Member of the Nova Scotia House of Assembly for Halifax County
- In office July 27, 1920 – June 24, 1925

Personal details
- Born: February 28, 1887 Upper Musquodoboit, Nova Scotia
- Died: February 21, 1950 (aged 62) Upper Musquodoboit, Nova Scotia
- Party: Liberal
- Spouse(s): Jean Archibald; Mary Jane McCurdy
- Occupation: farmer, stipendiary magistrate, politician

= Adam Dunlap Burris =

Canadian politician from Nova Scotia (1887–1950)

Adam Dunlap Burris (February 28, 1887 – February 21, 1950) was a farmer and political figure in Nova Scotia, Canada. He represented Halifax County in the Nova Scotia House of Assembly from 1920 to 1925 as a Liberal member.

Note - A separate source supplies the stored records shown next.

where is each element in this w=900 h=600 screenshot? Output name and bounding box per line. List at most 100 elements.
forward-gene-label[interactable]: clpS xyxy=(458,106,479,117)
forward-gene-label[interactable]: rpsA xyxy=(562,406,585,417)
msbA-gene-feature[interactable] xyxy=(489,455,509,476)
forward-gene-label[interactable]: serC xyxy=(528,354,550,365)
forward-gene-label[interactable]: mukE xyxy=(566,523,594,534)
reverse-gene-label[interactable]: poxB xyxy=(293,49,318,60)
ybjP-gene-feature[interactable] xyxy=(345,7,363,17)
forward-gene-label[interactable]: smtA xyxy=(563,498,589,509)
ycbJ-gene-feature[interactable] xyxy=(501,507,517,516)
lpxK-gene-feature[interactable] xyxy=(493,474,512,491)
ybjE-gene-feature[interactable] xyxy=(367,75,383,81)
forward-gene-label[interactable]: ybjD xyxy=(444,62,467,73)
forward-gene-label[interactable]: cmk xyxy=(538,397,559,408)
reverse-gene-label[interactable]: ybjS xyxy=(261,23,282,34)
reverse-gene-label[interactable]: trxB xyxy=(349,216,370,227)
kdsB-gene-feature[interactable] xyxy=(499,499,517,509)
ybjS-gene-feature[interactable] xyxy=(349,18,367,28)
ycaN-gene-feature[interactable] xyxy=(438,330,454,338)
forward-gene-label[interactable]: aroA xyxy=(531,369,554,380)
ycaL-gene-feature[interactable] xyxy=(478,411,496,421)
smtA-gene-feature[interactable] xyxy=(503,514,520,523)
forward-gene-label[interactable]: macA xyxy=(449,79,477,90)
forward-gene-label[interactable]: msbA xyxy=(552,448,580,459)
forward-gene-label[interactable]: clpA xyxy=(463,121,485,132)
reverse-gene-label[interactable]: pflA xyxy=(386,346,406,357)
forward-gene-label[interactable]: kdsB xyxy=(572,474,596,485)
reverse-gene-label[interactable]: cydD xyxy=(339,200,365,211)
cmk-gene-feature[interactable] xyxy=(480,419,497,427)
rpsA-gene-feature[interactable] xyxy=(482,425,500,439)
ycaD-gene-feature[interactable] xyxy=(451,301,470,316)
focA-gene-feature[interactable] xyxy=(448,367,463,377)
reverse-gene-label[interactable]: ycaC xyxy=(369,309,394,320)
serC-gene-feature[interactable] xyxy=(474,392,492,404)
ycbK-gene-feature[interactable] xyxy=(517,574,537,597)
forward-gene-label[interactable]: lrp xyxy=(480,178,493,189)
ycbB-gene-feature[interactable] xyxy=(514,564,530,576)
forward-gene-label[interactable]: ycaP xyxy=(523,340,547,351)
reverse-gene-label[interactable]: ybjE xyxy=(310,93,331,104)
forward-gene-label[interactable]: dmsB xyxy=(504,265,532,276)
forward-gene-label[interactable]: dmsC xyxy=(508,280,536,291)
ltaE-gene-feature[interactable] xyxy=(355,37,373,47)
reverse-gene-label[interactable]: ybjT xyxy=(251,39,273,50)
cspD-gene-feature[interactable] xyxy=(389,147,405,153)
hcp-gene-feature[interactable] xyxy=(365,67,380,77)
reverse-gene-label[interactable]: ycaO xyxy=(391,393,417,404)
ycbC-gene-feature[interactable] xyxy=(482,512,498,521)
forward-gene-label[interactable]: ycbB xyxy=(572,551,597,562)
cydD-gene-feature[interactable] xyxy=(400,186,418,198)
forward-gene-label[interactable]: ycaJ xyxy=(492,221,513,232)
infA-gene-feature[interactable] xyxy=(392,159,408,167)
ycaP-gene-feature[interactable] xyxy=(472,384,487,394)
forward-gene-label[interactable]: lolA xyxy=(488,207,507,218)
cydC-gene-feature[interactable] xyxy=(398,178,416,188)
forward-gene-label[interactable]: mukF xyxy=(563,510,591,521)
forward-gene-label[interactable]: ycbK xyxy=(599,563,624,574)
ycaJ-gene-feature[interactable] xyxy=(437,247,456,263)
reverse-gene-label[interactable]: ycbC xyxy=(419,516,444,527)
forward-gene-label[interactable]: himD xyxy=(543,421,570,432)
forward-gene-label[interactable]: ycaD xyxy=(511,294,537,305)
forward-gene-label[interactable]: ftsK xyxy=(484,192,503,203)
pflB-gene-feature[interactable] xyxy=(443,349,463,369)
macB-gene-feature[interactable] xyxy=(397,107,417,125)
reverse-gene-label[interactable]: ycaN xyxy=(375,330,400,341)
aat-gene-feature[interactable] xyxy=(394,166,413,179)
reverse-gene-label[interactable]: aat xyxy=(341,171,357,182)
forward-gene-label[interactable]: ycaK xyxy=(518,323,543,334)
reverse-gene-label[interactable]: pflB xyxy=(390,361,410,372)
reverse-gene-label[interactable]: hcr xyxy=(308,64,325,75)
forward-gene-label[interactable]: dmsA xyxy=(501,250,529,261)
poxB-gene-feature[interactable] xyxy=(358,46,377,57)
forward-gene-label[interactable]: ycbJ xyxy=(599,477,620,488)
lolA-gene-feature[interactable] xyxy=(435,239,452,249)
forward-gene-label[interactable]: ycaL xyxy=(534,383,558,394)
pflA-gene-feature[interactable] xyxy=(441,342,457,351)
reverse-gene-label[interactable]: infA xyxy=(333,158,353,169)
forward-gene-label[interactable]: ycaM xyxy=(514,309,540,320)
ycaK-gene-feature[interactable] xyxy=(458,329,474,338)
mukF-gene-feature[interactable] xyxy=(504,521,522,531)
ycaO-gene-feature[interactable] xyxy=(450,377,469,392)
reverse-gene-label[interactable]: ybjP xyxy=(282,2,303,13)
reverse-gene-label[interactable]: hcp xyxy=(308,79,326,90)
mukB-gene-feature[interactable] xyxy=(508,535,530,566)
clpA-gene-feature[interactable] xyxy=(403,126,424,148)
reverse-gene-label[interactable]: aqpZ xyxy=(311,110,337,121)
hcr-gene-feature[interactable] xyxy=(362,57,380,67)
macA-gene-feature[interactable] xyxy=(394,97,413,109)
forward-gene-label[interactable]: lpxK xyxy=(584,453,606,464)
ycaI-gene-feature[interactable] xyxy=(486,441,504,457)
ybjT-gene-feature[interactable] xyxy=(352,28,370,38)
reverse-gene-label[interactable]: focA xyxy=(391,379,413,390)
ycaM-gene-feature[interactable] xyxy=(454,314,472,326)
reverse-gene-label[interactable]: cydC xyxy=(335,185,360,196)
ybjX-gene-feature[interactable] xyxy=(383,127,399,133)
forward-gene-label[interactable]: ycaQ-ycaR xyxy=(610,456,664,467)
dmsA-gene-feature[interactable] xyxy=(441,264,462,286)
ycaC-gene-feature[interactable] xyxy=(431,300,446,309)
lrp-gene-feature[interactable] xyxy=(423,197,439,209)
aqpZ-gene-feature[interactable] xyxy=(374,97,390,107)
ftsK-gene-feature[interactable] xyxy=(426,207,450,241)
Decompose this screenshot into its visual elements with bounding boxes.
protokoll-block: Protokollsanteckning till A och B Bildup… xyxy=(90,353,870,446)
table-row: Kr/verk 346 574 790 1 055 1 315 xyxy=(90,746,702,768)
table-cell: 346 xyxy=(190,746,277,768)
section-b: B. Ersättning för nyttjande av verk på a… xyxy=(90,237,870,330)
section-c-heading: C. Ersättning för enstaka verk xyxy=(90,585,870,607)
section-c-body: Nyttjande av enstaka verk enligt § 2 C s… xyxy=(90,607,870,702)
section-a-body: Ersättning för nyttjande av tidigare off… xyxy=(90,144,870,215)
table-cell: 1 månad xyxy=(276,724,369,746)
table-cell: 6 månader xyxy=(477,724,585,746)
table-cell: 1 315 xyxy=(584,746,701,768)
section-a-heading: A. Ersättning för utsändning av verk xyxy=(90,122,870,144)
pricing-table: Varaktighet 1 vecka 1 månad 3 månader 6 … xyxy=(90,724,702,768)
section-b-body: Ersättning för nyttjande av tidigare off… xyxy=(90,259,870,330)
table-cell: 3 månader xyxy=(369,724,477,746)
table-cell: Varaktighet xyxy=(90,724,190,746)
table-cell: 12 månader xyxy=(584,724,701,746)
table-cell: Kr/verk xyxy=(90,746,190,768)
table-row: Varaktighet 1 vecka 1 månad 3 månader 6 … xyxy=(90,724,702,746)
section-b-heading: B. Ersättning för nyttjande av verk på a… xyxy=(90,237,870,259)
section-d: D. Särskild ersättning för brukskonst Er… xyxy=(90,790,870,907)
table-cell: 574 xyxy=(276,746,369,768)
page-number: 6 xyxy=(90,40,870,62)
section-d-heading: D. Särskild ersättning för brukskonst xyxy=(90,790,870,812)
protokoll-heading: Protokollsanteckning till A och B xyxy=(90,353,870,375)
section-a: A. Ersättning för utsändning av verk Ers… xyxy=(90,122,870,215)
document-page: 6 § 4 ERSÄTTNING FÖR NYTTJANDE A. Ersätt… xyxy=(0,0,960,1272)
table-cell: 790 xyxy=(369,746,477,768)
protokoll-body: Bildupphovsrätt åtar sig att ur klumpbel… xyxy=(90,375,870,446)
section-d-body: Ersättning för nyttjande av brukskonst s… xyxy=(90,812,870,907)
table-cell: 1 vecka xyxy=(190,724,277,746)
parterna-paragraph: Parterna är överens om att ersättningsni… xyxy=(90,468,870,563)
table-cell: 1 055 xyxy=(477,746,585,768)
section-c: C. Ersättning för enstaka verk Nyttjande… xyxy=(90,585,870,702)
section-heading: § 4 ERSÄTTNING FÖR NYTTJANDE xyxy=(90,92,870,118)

Burris was born in 1887 at Upper Musquodoboit, Nova Scotia to George Burris and Jane Dean. He married Jean Archibald on December 27, 1911, and later married Mary Jane McCurdy on January 23, 1918. He served as a stipendiary magistrate. Burris died in 1950 at Upper Musquodoboit.

He was elected in the 1920 Nova Scotia general election and did not contest the 1925 Nova Scotia general election.